Fellow judge Cliff later conceded in his book – Cliffhanger, Confessions of a Shock Jock – that he gave Louw a drink containing vodka and Red Bull, which Louw consumed after taking pain medication.
“I don’t mention him because I don’t ever want to talk about him. He is a little boy to me, and that’s that. We used to be so close, but I have absolutely no relationship with him now,” she says.
In 1991, Louw was invited to perform on the Oceanos cruise ship, which sank due to uncontrolled flooding off the Wild Coast on August 3.
She relates the events of that fateful night to readers: “I was the only black person on board, simply because I was invited to perform every evening. The day we were told the ship was sinking was the scariest day of my life.”
Louw also mentions in her book the racist backlash she has faced throughout her life, including during her 17-year marriage to Scotsman Bill Thompson.
She recalled a night when her husband “went out to a bar for a drink and one of the men asked him if he had found my ‘tail’”.

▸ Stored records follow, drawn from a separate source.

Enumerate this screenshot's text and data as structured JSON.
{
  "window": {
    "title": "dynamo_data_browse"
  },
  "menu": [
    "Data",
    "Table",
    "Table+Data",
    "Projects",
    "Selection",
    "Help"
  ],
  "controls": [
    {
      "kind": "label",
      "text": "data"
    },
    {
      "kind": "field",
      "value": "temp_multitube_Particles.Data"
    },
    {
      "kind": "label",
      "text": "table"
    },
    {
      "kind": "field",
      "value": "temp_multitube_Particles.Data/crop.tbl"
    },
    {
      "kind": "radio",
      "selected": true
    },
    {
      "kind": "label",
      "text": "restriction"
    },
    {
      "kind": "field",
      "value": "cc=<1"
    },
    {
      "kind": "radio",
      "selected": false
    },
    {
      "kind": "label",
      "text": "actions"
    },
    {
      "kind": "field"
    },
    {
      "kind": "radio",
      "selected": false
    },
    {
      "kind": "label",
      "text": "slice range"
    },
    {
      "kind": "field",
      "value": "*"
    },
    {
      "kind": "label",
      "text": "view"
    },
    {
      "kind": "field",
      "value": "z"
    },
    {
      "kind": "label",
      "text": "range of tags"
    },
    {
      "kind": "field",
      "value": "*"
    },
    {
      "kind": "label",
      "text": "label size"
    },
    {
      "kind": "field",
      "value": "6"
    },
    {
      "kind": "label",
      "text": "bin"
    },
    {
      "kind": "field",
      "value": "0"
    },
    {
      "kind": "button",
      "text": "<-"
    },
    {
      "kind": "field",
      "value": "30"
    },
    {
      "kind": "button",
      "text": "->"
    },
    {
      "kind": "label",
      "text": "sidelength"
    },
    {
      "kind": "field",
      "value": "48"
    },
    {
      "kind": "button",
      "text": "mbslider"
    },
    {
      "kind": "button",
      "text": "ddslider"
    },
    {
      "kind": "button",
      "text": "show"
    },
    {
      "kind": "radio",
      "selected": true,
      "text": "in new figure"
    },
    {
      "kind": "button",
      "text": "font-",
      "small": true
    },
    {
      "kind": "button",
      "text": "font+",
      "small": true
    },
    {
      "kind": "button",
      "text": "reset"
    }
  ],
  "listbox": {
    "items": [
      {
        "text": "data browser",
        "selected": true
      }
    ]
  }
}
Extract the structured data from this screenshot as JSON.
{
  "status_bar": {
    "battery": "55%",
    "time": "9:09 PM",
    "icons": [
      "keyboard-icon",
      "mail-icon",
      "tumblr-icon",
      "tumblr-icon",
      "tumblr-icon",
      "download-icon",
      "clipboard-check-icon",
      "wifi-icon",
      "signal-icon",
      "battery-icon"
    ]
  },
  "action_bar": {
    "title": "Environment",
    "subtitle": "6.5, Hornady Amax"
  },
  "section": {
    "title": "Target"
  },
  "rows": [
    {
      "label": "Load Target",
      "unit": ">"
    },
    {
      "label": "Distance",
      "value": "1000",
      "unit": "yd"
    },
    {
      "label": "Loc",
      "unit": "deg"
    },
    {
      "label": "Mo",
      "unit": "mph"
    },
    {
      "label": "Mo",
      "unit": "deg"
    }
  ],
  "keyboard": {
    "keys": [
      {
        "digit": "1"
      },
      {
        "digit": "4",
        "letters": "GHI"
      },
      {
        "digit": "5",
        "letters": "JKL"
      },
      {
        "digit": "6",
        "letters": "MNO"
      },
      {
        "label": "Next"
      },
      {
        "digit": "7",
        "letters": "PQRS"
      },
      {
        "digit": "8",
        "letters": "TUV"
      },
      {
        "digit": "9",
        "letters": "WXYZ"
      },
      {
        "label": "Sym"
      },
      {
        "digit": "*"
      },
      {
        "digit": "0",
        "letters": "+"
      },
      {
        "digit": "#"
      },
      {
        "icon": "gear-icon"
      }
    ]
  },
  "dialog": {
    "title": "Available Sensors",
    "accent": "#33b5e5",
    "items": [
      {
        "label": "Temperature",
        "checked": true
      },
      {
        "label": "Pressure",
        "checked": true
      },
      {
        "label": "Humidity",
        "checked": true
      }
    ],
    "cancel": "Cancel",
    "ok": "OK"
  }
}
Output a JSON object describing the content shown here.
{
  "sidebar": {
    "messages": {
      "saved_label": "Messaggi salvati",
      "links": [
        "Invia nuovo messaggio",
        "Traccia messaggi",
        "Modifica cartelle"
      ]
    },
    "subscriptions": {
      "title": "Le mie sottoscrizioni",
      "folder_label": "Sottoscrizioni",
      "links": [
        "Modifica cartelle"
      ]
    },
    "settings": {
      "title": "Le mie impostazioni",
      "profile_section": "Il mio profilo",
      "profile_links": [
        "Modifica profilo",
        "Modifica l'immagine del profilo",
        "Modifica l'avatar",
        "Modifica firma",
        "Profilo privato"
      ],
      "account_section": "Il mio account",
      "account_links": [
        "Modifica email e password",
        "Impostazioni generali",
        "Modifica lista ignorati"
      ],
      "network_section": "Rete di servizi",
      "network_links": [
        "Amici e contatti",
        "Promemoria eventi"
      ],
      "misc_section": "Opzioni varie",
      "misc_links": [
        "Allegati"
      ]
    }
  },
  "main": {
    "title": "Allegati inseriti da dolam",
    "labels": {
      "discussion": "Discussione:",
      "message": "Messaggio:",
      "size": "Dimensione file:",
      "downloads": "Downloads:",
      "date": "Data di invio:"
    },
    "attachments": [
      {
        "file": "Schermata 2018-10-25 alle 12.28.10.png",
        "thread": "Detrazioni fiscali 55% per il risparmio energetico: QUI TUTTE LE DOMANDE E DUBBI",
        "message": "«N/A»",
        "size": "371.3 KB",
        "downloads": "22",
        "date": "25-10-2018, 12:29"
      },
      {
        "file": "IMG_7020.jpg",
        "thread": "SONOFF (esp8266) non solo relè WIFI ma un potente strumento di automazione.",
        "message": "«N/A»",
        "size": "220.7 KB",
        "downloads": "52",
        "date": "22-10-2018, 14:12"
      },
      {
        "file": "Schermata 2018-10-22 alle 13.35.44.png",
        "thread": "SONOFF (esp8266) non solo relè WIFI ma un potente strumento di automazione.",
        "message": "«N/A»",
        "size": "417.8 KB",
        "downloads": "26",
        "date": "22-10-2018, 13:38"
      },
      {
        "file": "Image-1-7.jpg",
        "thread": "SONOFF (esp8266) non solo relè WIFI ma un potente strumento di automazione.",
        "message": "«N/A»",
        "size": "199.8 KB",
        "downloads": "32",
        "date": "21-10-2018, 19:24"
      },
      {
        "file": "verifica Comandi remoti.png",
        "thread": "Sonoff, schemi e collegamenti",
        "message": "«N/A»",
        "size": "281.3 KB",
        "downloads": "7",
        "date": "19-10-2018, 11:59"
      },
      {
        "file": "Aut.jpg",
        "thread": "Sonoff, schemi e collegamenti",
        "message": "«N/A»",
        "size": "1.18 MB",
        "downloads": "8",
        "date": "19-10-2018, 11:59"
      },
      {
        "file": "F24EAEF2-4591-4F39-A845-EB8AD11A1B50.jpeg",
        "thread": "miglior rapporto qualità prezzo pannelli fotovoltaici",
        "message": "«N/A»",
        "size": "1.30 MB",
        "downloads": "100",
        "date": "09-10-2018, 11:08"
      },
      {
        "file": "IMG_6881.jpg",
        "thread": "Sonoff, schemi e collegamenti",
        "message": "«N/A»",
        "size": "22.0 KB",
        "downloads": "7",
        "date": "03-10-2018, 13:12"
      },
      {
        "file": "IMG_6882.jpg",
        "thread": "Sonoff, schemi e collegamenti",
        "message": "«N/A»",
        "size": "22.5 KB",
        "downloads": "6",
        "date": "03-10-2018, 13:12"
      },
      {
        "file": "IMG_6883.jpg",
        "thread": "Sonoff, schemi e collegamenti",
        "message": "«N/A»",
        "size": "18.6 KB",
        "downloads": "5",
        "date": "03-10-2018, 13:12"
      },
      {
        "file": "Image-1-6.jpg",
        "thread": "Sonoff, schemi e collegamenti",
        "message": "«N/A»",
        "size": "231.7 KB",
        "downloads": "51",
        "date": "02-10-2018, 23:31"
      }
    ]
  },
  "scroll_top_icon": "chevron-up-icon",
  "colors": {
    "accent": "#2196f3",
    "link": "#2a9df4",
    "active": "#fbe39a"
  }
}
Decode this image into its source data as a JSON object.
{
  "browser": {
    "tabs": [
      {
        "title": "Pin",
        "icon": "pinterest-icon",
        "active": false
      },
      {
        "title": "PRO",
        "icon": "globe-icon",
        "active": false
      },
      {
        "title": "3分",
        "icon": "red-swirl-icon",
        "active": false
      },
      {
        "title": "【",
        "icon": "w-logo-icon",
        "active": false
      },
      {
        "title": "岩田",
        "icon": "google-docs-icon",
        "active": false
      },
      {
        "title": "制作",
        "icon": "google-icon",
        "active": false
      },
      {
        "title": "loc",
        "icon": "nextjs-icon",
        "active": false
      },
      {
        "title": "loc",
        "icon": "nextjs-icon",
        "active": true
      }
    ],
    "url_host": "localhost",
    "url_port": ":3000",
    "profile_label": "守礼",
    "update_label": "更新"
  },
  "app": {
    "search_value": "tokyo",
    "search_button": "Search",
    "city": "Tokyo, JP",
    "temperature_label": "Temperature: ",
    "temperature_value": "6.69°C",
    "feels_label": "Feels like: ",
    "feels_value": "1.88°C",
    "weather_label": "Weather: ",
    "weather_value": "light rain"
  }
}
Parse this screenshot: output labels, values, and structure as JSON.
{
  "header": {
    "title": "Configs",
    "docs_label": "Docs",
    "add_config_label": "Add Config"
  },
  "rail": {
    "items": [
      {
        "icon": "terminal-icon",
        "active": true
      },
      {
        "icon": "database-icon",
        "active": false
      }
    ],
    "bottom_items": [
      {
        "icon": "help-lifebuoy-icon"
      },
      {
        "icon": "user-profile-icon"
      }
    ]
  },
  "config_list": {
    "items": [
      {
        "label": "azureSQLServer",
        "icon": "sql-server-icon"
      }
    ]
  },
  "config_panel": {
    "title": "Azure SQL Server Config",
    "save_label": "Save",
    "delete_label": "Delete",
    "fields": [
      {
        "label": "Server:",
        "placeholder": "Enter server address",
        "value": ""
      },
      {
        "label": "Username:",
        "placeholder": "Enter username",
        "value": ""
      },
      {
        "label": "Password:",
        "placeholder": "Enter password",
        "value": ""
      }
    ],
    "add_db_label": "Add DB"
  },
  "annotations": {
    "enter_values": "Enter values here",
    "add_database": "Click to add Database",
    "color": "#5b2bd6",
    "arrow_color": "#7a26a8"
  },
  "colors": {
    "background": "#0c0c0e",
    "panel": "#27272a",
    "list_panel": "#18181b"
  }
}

“These kinds of comments continue today [on social media], with people calling us ‘monkeys’ and other names.
"It angers me, but it also worries me that we are an angry nation – we are a melting pot waiting to explode,” she says.
Asked about her future plans, Louw says she is in a happy space and a new album is set to be recorded in collaboration with South African composer Lebo M, of Disney’s The Lion King fame.
“Lebo M was just 14 when he used to sneak into the Pelican Nightclub at which I used to perform, and he used to beg me for an opportunity to sing with me. Eventually, I gave him that chance,” Louw says.
She says that, at the book launch, Lebo M announced to everyone that he wanted to do an album with her.
“I couldn’t be happier because it’s been 20 years since I’ve released an album. He also posted it on Facebook, and I know he always sticks to his word,” Louw says.
- This article was amended on April 3 2017 to correctly reflect Louw's age. An earlier version of the article said she was 59.